No final da licenciatura, ingressei no mestrado e iniciei a minha atividade profissional como trabalhadora independente. Por vezes, a trabalhar para clientes privados, outras como subcontratação de outras empresas de conservação e restauro, inclusive para algumas para as quais cheguei a trabalhar voluntariamente ao longo da licenciatura.
Atualmente, encontro-me com atelier próprio, a fazer obras com alguma autonomia e a inserir-me, aos poucos, no mercado de trabalho.
Painéis Azulejares Publicitários do Mercado do Bolhão
Retirado do Website martaborgescr.pt
O que te fez escolher Conservação e Restauro?
Durante o ensino secundário optei pelo curso científico-humanístico de Artes Visuais, sem saber ao certo quais seriam as opções para o ensino superior. Apenas sabia que artes era, sem dúvida, aquilo que gostava, não só pela parte prática, mas também pela teórica, surgindo, então, um gosto enorme pela História da Arte.
Ao longo dos três anos do ensino secundário, a minha tia, arquiteta, começou a comprar edifícios do século XIX, na baixa do Porto, quase em ruínas. Reabilitava-os, aos poucos, não só ao nível do edificado, mas a deixá-los em “pronto a habitar”, ou seja, já com mobiliário de acordo com a época. Nesse âmbito, começámos a frequentar leiloeiras e as chamadas “casas de velharias”, o que me fez ganhar um gosto enorme pelo que fazia e que me fez criar “pontes” entre a realidade e a teoria que estudava em História da Arte.

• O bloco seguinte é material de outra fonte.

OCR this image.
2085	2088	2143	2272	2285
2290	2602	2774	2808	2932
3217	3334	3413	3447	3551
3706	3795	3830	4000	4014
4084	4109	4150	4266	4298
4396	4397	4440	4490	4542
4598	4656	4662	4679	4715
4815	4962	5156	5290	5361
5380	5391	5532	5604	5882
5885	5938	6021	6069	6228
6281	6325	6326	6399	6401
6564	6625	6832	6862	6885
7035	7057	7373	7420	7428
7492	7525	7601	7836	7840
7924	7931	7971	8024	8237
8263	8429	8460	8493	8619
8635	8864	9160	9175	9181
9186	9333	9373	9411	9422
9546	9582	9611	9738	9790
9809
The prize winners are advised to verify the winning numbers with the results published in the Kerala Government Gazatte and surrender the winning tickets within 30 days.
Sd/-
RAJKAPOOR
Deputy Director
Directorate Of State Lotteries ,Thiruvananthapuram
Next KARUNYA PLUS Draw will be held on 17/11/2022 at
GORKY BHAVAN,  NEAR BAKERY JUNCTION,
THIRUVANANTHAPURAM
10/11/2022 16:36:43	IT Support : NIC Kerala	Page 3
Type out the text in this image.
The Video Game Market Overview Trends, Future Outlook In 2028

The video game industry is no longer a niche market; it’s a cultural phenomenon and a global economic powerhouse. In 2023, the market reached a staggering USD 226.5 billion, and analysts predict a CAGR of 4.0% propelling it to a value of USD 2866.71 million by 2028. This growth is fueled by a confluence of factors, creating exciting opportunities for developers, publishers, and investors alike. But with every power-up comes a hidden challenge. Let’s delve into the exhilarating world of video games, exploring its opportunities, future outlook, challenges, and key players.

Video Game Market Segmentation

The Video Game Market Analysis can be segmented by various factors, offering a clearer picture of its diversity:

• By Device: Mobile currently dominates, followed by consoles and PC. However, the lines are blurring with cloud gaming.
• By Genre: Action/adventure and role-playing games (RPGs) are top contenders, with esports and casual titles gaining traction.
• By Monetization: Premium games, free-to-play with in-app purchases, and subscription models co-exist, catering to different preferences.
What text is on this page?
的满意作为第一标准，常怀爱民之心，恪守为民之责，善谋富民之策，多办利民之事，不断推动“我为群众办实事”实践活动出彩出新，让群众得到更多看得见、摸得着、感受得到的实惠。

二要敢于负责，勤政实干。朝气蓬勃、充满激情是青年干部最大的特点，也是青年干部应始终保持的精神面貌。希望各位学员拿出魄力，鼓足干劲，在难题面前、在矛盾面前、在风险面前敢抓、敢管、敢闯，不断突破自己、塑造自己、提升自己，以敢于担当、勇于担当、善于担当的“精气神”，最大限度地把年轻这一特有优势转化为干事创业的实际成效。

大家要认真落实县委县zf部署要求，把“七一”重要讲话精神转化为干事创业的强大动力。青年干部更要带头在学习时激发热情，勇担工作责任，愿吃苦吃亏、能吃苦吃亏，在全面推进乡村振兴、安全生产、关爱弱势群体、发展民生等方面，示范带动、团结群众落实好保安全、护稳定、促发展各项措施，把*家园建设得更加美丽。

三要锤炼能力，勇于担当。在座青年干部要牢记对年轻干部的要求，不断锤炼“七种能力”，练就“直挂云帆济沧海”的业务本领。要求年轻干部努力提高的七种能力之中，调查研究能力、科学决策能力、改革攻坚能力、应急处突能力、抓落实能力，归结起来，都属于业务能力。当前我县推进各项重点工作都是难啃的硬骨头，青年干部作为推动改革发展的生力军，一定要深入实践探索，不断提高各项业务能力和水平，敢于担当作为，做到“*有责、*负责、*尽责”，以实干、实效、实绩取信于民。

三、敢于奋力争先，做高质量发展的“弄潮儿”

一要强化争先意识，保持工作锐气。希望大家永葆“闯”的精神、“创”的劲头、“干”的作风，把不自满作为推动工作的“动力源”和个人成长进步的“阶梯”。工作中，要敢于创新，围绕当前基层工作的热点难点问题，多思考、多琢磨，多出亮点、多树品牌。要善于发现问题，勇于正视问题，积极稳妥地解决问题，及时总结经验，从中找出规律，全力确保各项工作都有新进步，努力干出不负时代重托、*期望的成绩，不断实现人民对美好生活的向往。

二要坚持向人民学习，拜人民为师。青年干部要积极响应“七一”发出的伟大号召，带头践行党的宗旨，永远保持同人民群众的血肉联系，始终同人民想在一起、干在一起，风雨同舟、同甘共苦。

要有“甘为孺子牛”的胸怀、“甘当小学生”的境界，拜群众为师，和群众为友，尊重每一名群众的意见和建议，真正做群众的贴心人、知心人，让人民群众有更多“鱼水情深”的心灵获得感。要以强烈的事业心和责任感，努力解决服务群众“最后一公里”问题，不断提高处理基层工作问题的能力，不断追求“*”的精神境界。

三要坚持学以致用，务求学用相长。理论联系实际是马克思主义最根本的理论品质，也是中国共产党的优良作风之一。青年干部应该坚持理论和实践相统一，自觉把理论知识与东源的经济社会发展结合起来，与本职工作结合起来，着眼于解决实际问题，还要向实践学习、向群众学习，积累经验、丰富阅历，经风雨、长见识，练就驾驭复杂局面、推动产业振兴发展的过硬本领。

Intervenção de Restauro de uma Pintura de óleo sobre tela na Igreja de Loureiro, Oliveira de Azeméis
Retirado do website martaborgescr.pt
Qual o trabalho que mais gostaste até hoje?
Acho que não consigo encontrar um, mas sim dois. O meu primeiro trabalho, que me lançou como trabalhadora independente, não foi algo classificado. No entanto, foi, sem dúvida, um dos que mais gostei, pelo desafio que foi. Estamos a falar de uma fachada azulejar na cidade de Ovar, com cerca de 800 azulejos removidos da parede para restaurar e voltar a assentar. Esta foi uma das obras que mais gostei, porque foi a obra que me fez abrir o meu atelier e foi a obra mais desafiante, no sentido em que foi a primeira que fiz de forma completamente autónoma. Foram cerca de três meses a trabalhar e a estudar ao mesmo tempo, que me deixaram exausta, mas com um gosto enorme.
A outra obra de que também gostei especialmente foi a dos painéis azulejares publicitários do Mercado do Bolhão. Para além de ser uma obra classificada e bastante divulgada, que me permitiu ter outra notoriedade no mercado, foi nesta obra que me cruzei com equipas de trabalho das mais diversas áreas: da construção civil, aos arquitetos, engenheiros, serralheiros, picheleiros, eletricistas, fiscais, seguranças, pintores, estucadores, entre outros. Ou seja, foi um trabalho realizado com equipas multidisciplinares que me permitiu aprender um pouco com cada uma, para além da aprendizagem diária e autónoma ao fazer o trabalho de conservação e restauro. Penso que estes dois foram, sem dúvida, os mais desafiantes e os que mais gostei até aos dias de hoje. A primeira por ser a primeira e o Bolhão pela magia do Mercado do Bolhão.
Intervenção de Conservação e Restauro da Fachada Azulejar da Casa da Varina, Torreira, Aveiro
Retirado do website martaborgescr.pt
Fala-nos um pouco sobre o teu Atelier.
O meu Atelier chama-se Marta Borges, Conservação & Restauro, situa-se em São João da Madeira e começou por causa de uma obra. Ainda não tinha atelier aberto, estava ainda a terminar a licenciatura, por causa do Covid tivemos alguns atrasos. Fui contactada pela Câmara Municipal de Ovar, porque tinha estagiado lá, e surgiu a oportunidade de fazer uma obra para um proprietário privado, com o financiamento público (da Câmara de Ovar). A obra era uma fachada com 800 azulejos, uma fachada azulejar, como referi quando falei dos projetos que mais gostei até hoje. Foi através dessa obra que surgiu a criação do atelier. Ao ser contactada pela Câmara, quis agarrar esse trabalho e, então, decidi abrir o meu atelier. Situa-se numa antiga fábrica de sapatos, foi um espaço que me foi cedido pelos meus avós, daí ter tido a facilidade de criar o meu próprio atelier.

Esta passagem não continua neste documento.